Pünktlich zu Beginn der Sommerferien präsentierten 17 Studierende der Unterstufe Bautechnik des Pictorius-Berufskollegs ihre Projektergebnisse und Ideen im Kreishaus. Sie hatten sich mit einer Fassadensanierung des Schulgebäudes auseinandergesetzt – unter besonderer Berücksichtigung von Energieeinsparung, Nachhaltigkeit, Herstellungsenergie und Recyclingfähigkeit der zu verarbeitenden Baustoffe, aber auch zu globalen ökologischen Aspekten.

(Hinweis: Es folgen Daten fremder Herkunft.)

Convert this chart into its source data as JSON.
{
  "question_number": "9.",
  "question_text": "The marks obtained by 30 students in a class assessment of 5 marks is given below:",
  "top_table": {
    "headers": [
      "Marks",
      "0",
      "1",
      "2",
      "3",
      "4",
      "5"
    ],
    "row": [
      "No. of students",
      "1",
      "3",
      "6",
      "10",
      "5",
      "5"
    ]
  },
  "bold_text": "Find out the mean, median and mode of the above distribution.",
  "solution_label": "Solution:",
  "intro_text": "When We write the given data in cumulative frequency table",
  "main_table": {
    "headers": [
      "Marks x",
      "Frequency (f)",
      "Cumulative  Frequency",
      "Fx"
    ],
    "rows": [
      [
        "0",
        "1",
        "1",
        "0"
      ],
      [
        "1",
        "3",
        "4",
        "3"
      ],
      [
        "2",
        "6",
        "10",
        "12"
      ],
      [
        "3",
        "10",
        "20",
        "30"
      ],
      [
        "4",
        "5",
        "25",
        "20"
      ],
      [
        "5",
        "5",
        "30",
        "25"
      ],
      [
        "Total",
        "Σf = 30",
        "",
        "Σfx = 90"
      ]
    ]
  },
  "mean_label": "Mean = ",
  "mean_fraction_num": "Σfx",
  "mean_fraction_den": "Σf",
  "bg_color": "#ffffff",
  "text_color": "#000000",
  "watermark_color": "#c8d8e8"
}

„Die vorgestellten Ergebnisse werden nun von Fachleuten der Kreisverwaltung genauer unter die Lupe genommen und können wichtige Grundlagen und wertvolle Anregungen für die tatsächlich angestrebte Sanierung der Fassade des Schulgebäudes liefern“, ordnete Landrat Dr. Christan Schulze Pellengahr die Ergebnisse ein – und bedankte sich für die vorgestellten Lösungsansätze und die intensive Auseinandersetzung mit der Thematik. Die Präsentation dieser Ideen war der Abschluss des Projektes „Energieeffizienz und Bewusstseinsbildung“, das gemeinsam vom Kreis Coesfeld, der EnergieAgentur.NRW und dem Pictorius-Berufskolleg organisiert wurde. Maßnahmen zur Energieeinsparung, die der Kreis Coesfeld in seinen Liegenschaften und Einflussbereichen vornimmt, zielen darauf ab, die eigenen Umweltauswirkungen zu verringern; dabei spielt die Berücksichtigung des Nutzerverhaltens ebenso eine Rolle wie die baulichen Maßnahmen und technischen Optimierungen. „Vor diesem Hintergrund hat der Kreis Coesfeld gemeinsam mit der EnergieAgentur.NRW und dem Pictorius-Berufskolleg die Idee für das Projekt entwickelt, in dem sich die Studierenden des Bildungsgangs Bautechnik intensiv und eigenständig mit dieser Thematik auseinandergesetzt haben“, erläuterte Klimaschutzmanagerin Sarah Rensner, die das Gemeinschaftsprojekt initiiert hat.

Schulleiter Klaus Schneider freute sich, dass Ergebnisse erzielt wurden, die „nicht im Klassenraum verpuffen, sondern die Öffentlichkeit erreichen“. Auch die beteiligten Experten der EnergieAgentur.NRW, Peter Lückerath und Rocco Rossinelli, zeigten sich zufrieden mit dem Projektverlauf. Eine Wiederholung ist nicht ausgeschlossen. Denn der Kreis Coesfeld hat sich bereits vor einigen Jahren auf den Weg gemacht, sich verstärkt und ganz konkret mit dem Thema Klimaschutz zu befassen. Mit der Aufstellung des Integrierten Energie- und Klimaschutzkonzepts wurden nicht nur Ziele zur Reduktion des Energieverbrauchs und des CO2-Ausstoßes gesetzt, sondern auch konkrete Maßnahmen entwickelt, um diese Ziele zu erreichen.